To draw conclusions on possible current-induced degradation processes a new approach was followed. The strategy involves that the temperature of the pn-junction is kept constant for different DC operation currents. In particular, groups of nominally identical 310 nm UV LEDs were operated for 1000 h at different nominal current densities between 34 to 201 A∕cm2 (Fig. 1), measuring the optical power reduction throughout the experiment (Fig. 2). Different junction temperatures due to Joule heating at higher currents were prevented by adjusting the heatsink temperature for each current density.

Qualitatively, the experiment reveals that higher current densities strongly accelerate the optical power reduction during operation (Fig. 2). Moreover, a mathematical model was derived which enables to describe the degradation data at different current densities as well as to predict lifetime. Therefore it can be used for accelerated device testing. The model additionally leads to the main conclusion that the lifetime is inversely proportional to the cube of the current density. This relation can be clearly seen when the relative optical power is plotted versus the product of operation time and cube of current density (Fig. 3). Then, the curve progressions are nearly identical, leading to the conclusion that degradation originates from the same process. Its rate is, depending on current density, higher or lower. Similar results were obtained for 265 nm LEDs, indicating that this degradation process may be generally relevant for UV LEDs.
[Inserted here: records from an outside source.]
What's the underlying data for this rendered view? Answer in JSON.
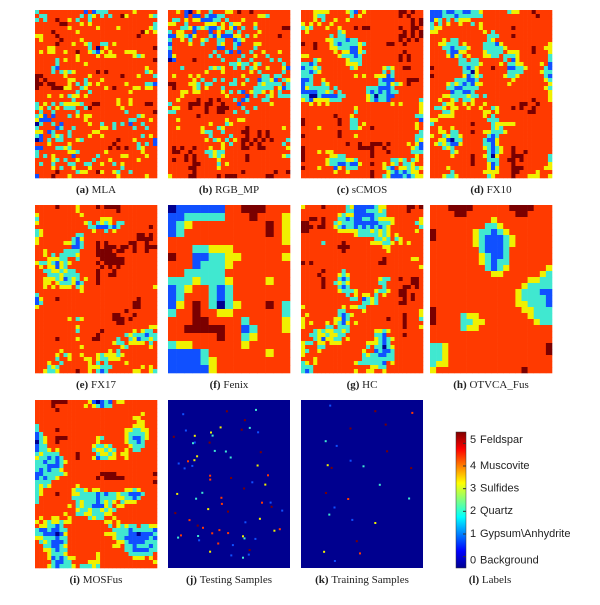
{
  "panels": [
    {
      "label": "(a)",
      "name": "MLA"
    },
    {
      "label": "(b)",
      "name": "RGB_MP"
    },
    {
      "label": "(c)",
      "name": "sCMOS"
    },
    {
      "label": "(d)",
      "name": "FX10"
    },
    {
      "label": "(e)",
      "name": "FX17"
    },
    {
      "label": "(f)",
      "name": "Fenix"
    },
    {
      "label": "(g)",
      "name": "HC"
    },
    {
      "label": "(h)",
      "name": "OTVCA_Fus"
    },
    {
      "label": "(i)",
      "name": "MOSFus"
    },
    {
      "label": "(j)",
      "name": "Testing Samples"
    },
    {
      "label": "(k)",
      "name": "Training Samples"
    }
  ],
  "legend": {
    "label": "(l)",
    "name": "Labels",
    "ticks": [
      0,
      1,
      2,
      3,
      4,
      5
    ],
    "classes": [
      "Background",
      "Gypsum\\Anhydrite",
      "Quartz",
      "Sulfides",
      "Muscovite",
      "Feldspar"
    ]
  }
}
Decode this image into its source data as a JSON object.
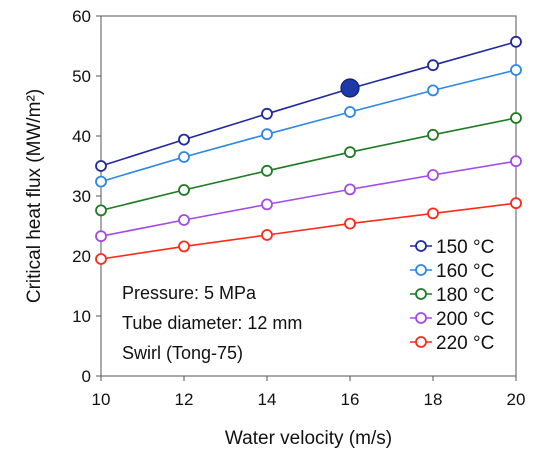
{
  "chart_data": {
    "type": "line",
    "title": "",
    "xlabel": "Water velocity (m/s)",
    "ylabel": "Critical heat flux (MW/m²)",
    "xlim": [
      10,
      20
    ],
    "ylim": [
      0,
      60
    ],
    "x_ticks": [
      10,
      12,
      14,
      16,
      18,
      20
    ],
    "y_ticks": [
      0,
      10,
      20,
      30,
      40,
      50,
      60
    ],
    "grid": false,
    "legend_position": "bottom-right",
    "x": [
      10,
      12,
      14,
      16,
      18,
      20
    ],
    "series": [
      {
        "name": "150 °C",
        "color": "#1f2a9e",
        "values": [
          35.0,
          39.4,
          43.7,
          47.9,
          51.8,
          55.7
        ]
      },
      {
        "name": "160 °C",
        "color": "#2e86e6",
        "values": [
          32.4,
          36.5,
          40.3,
          44.0,
          47.6,
          51.0
        ]
      },
      {
        "name": "180 °C",
        "color": "#1f7a24",
        "values": [
          27.6,
          31.0,
          34.2,
          37.3,
          40.2,
          43.0
        ]
      },
      {
        "name": "200 °C",
        "color": "#a24be6",
        "values": [
          23.3,
          26.0,
          28.6,
          31.1,
          33.5,
          35.8
        ]
      },
      {
        "name": "220 °C",
        "color": "#ff2a1a",
        "values": [
          19.5,
          21.6,
          23.5,
          25.4,
          27.1,
          28.8
        ]
      }
    ],
    "highlight": {
      "x": 16,
      "y": 48.0,
      "color": "#1f3aa8"
    },
    "annotations": [
      "Pressure: 5 MPa",
      "Tube diameter: 12 mm",
      "Swirl (Tong-75)"
    ]
  }
}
In a first approximation, assuming the injection efficiency remains constant, the density of carriers in the active region is proportional to the current density. Since the Auger rate is proportional to the cube of carrier density, it is reasonable to suggest that Auger recombination is the decisive degradation process. The product of operation time and cubic current density can therefore be interpreted as a number of Auger recombination events leading to a particular reduction in optical power (Fig. 3). Consequently, adjusting the carrier distribution in the active region, e.g., by increasing the number of QWs or of the active area, might be a promising approach to improve lifetime.

This research was funded by the Bundesministerium für Bildung und Forschung (BMBF) (Advanced UV for Life, 03ZZ0130A); Deutsche Forschungsgemeinschaft (DFG) (CRC787).

Reference

J. Ruschel, J. Glaab, B. Beidoun, N. Lobo Ploch, J. Rass, T. Kolbe, A. Knauer, M. Weyers, S. Einfeldt, and M. Kneissl, „Current-induced degradation and lifetime prediction of 310 nm ultraviolet light-emitting diodes“, Photonics Res., vol. 7, no. 7, pp. B36-B40 (2019).